Part 2. 「超広視野初期宇宙観測衛星 WISH 計画の紹介」
現在、JAXA/ISAS 理学委員会 WISH Working Group を中心に、超広視野初期宇宙探査衛星 WISH 計画を推進している。WISH は口径 1.5m、Suprime Cam に匹敵する約 900 平方分角の広視野撮像装置を搭載し、波長1-5ミクロンの近赤外線で28 AB mag 程度の深さで100平方度の深宇宙撮像サーベイなどを行って、(1)宇宙再電離を跨ぐ赤方偏移8-15の高赤方偏移銀河探査、(2)静止系近赤外波長におけるIa 型超新星の検出と光度曲線観測による宇宙膨張史の観測、(3) 高赤方偏移GRB観測、(4)広視野赤外線撮像による様々な天文学の推進、を目指すミッションである。 現在、2010年代末の打上を目指し、ミッションの提案準備を進めている。WISH 計画について簡単に紹介し、今後の議論と支援、参加をお願いしたい。

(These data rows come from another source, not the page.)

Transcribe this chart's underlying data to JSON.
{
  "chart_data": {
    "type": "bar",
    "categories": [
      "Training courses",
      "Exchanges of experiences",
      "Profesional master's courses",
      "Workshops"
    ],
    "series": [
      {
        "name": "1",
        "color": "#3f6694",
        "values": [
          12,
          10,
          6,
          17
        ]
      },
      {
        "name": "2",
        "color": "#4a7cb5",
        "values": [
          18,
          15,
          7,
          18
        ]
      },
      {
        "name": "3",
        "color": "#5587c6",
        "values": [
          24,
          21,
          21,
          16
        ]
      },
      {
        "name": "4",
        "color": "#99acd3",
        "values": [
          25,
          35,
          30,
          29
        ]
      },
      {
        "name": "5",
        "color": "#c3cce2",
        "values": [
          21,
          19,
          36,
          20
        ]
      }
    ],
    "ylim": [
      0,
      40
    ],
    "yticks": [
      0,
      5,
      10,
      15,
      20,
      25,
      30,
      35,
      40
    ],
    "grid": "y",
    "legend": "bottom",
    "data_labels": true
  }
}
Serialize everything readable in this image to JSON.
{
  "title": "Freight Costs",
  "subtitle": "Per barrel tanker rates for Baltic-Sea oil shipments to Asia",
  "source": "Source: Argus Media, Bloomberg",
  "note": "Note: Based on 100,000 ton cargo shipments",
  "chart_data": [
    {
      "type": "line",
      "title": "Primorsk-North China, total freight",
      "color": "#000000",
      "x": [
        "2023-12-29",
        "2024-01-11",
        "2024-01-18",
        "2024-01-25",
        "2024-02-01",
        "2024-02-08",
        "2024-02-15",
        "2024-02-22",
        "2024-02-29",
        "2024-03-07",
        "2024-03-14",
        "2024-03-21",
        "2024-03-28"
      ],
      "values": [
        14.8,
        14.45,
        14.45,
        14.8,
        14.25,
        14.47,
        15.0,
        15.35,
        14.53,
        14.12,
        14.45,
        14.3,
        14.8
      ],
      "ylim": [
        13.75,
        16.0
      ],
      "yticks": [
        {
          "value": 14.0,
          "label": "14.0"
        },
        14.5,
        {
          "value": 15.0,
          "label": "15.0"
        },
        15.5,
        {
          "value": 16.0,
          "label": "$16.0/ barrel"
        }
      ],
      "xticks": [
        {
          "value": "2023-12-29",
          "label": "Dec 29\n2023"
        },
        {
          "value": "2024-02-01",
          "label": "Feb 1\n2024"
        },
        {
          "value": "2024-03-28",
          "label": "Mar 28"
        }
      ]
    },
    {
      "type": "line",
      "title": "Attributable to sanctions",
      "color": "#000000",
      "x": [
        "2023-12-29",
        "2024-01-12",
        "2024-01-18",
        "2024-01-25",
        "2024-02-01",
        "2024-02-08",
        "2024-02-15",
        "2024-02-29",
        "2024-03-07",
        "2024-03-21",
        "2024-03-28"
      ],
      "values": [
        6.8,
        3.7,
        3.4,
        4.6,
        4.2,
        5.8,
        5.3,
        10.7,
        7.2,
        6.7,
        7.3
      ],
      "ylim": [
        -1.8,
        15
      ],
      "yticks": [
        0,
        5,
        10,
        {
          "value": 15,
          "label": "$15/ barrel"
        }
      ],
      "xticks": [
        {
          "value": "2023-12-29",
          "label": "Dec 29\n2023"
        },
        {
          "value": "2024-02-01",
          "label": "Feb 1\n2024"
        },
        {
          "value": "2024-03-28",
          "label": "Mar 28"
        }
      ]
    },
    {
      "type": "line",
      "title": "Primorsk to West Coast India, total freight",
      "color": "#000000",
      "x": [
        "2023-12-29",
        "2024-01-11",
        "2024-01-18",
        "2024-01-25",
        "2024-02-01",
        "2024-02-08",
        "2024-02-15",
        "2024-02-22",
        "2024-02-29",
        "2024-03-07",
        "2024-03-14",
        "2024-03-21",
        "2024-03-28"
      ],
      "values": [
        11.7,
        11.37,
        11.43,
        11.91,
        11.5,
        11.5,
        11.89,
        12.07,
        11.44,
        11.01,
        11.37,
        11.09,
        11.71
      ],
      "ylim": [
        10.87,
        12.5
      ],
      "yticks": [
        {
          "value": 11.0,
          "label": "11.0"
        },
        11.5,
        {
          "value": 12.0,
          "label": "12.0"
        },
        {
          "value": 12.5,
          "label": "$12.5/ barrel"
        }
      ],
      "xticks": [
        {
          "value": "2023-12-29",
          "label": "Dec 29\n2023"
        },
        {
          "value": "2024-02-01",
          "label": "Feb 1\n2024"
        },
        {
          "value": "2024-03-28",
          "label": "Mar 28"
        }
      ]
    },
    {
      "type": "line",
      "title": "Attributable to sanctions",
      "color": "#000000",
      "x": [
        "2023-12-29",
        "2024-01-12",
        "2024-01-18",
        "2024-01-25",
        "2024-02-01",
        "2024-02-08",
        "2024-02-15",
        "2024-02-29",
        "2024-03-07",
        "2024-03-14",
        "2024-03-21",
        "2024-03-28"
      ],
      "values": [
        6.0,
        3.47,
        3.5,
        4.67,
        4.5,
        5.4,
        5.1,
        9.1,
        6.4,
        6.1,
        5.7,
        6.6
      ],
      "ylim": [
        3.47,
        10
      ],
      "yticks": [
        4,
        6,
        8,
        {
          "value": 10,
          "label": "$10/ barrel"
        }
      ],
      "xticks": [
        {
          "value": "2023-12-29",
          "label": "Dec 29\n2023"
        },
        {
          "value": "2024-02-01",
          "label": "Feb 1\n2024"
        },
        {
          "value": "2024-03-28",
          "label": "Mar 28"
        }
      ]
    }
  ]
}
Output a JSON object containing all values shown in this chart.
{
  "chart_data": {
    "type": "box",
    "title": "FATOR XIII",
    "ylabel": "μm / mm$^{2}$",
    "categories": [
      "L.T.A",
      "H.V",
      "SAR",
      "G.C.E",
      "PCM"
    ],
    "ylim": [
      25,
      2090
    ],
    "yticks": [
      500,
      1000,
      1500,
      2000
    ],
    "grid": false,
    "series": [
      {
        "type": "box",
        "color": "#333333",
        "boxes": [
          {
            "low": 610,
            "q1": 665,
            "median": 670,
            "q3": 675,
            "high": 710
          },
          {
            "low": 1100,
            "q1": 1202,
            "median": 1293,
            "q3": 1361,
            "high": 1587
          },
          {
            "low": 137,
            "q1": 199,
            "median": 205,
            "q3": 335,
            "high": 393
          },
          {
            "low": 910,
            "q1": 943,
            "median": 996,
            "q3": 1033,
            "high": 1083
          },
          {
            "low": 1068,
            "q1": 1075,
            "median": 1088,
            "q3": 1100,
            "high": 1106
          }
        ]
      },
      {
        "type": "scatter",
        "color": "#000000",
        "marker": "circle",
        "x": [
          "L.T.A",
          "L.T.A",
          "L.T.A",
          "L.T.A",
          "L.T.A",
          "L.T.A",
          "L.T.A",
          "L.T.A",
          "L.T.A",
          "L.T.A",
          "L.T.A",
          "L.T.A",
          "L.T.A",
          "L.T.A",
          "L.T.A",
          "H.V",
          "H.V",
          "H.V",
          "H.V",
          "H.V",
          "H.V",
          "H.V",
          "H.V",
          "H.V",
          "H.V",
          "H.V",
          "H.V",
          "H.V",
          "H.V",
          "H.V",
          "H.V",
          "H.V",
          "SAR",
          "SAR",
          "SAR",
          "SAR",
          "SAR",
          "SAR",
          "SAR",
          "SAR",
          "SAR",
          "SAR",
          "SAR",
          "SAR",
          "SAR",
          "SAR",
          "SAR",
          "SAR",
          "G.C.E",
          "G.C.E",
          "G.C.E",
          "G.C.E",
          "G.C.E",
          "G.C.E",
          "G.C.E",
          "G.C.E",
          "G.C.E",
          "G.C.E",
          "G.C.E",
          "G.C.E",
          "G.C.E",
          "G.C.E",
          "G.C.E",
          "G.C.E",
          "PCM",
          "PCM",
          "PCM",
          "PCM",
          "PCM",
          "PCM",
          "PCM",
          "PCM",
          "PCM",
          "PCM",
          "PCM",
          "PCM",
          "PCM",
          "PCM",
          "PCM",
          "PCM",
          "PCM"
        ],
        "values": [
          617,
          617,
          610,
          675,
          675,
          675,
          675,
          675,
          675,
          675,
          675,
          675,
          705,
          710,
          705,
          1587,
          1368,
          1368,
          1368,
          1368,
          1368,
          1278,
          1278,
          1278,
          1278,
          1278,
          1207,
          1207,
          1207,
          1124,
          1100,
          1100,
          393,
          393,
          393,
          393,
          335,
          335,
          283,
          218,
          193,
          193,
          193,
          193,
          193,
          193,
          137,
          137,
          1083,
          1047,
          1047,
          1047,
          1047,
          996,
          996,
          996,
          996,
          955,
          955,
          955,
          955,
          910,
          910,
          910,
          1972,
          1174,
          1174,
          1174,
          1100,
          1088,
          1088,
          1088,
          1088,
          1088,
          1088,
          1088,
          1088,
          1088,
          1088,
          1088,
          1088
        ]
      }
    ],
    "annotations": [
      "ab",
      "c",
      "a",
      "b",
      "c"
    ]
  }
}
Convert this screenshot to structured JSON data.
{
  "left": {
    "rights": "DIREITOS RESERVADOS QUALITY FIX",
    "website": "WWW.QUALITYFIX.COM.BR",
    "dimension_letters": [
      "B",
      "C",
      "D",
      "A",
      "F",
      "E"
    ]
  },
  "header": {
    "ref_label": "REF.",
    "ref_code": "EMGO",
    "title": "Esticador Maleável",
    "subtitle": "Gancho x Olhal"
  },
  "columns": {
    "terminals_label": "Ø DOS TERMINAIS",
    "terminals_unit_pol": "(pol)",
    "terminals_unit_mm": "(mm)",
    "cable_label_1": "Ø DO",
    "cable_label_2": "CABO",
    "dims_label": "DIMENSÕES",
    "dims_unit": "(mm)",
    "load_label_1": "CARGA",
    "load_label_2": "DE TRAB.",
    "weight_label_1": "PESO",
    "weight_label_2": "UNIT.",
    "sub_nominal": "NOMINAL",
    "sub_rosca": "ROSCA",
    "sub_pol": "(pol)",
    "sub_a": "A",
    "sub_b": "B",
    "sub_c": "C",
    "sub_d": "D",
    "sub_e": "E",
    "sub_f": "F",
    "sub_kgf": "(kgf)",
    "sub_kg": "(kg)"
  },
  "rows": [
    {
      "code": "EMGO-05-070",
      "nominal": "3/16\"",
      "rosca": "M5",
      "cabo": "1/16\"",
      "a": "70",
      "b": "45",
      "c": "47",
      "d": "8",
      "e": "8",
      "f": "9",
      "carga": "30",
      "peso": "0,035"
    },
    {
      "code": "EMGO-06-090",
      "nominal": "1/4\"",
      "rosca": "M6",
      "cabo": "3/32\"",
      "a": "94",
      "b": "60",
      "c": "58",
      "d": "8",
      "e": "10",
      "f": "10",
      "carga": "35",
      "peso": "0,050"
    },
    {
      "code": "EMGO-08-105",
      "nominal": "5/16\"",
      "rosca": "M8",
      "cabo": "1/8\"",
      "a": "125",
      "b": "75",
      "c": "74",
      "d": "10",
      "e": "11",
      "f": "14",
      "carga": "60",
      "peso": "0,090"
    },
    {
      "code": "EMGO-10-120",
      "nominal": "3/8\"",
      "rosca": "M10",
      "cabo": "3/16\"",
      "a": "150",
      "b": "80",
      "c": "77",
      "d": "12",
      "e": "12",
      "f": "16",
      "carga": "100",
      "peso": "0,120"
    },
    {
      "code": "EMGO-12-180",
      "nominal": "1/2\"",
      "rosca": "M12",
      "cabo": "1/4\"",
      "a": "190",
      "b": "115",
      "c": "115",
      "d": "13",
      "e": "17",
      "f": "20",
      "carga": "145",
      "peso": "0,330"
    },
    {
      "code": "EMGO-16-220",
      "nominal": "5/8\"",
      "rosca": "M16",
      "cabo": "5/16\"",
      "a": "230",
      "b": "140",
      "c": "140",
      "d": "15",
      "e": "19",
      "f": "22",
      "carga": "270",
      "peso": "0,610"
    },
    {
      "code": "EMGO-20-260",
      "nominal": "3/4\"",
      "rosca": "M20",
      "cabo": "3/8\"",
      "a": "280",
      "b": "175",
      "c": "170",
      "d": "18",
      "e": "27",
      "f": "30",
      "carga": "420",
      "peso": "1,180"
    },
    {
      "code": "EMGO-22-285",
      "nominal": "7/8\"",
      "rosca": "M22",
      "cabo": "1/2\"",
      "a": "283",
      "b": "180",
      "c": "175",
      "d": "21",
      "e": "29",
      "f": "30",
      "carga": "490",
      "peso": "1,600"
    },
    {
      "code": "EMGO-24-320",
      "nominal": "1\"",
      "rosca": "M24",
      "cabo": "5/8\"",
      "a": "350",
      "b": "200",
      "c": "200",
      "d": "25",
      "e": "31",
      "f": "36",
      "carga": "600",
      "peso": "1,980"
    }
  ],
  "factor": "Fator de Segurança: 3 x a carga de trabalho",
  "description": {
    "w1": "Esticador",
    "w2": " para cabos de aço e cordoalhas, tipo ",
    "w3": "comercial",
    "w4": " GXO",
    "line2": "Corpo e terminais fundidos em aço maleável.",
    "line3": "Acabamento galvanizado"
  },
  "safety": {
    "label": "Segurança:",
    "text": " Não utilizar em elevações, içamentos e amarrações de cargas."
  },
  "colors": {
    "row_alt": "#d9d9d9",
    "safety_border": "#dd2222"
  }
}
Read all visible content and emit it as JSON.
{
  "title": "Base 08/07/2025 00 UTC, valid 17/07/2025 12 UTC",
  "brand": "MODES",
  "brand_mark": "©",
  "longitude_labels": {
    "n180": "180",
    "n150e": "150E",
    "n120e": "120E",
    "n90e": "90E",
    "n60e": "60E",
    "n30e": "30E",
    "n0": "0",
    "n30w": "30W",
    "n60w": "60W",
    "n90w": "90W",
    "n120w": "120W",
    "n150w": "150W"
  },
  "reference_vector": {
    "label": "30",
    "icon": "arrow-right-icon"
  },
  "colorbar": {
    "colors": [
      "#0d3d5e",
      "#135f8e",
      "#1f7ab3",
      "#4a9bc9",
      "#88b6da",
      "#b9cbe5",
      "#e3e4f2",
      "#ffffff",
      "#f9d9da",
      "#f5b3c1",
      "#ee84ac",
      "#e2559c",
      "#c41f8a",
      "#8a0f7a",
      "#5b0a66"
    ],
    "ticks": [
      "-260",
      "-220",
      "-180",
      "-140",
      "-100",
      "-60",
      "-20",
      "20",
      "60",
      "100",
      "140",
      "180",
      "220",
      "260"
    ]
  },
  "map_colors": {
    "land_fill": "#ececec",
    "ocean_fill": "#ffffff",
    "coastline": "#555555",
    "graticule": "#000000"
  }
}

02/01島尻 芳人(野辺山)Extensive [CI] Mapping toward the Orion-A Giant Molecular Cloud
アブストラクト
We have carried out wide-field (~0.17 degree2) and high-angular resolution (21.3" ~0.04 pc) observations in [CI] line toward Orion-A giant molecular cloud with the Atacama Submillimeter Telescope Experiment (ASTE) 10 m telescope in the On-The-Fly (OTF) mode. Main features in the [CI] emissions are similar to the features found in our 12CO (J=1-0) observations. In the observing area, the intensity ratio, I[CI]/ICO, is ~0.05-0.2. We also estimate the optical depth and column density of the [CI] emission. The optical depth is 0.1- 0.75, suggesting the [CI] emission in the observing area is optically thin. The column density is 1.0- 19.0 × 10^17 /cm^2. In the PDR such as Orion Bar and shell around M 43 and their candidates such as DLSF and Region D, where are located on the plane of the sky, the distribution of the [CI] emission coincides with that of the 12CO emission. These results are inconsistent with the prediction of the plane-paralled model. Comparison with the more optically thin lines such 13CO(J=1-0), C18O (J=1-0), and H13CO+(J=1-0) lines shows that the distribution of these emissions are more similar to that of the [CI] emission than that of the 12CO (J=1-0) emission, suggesting that the [CI] emission traces the inner part of the cloud.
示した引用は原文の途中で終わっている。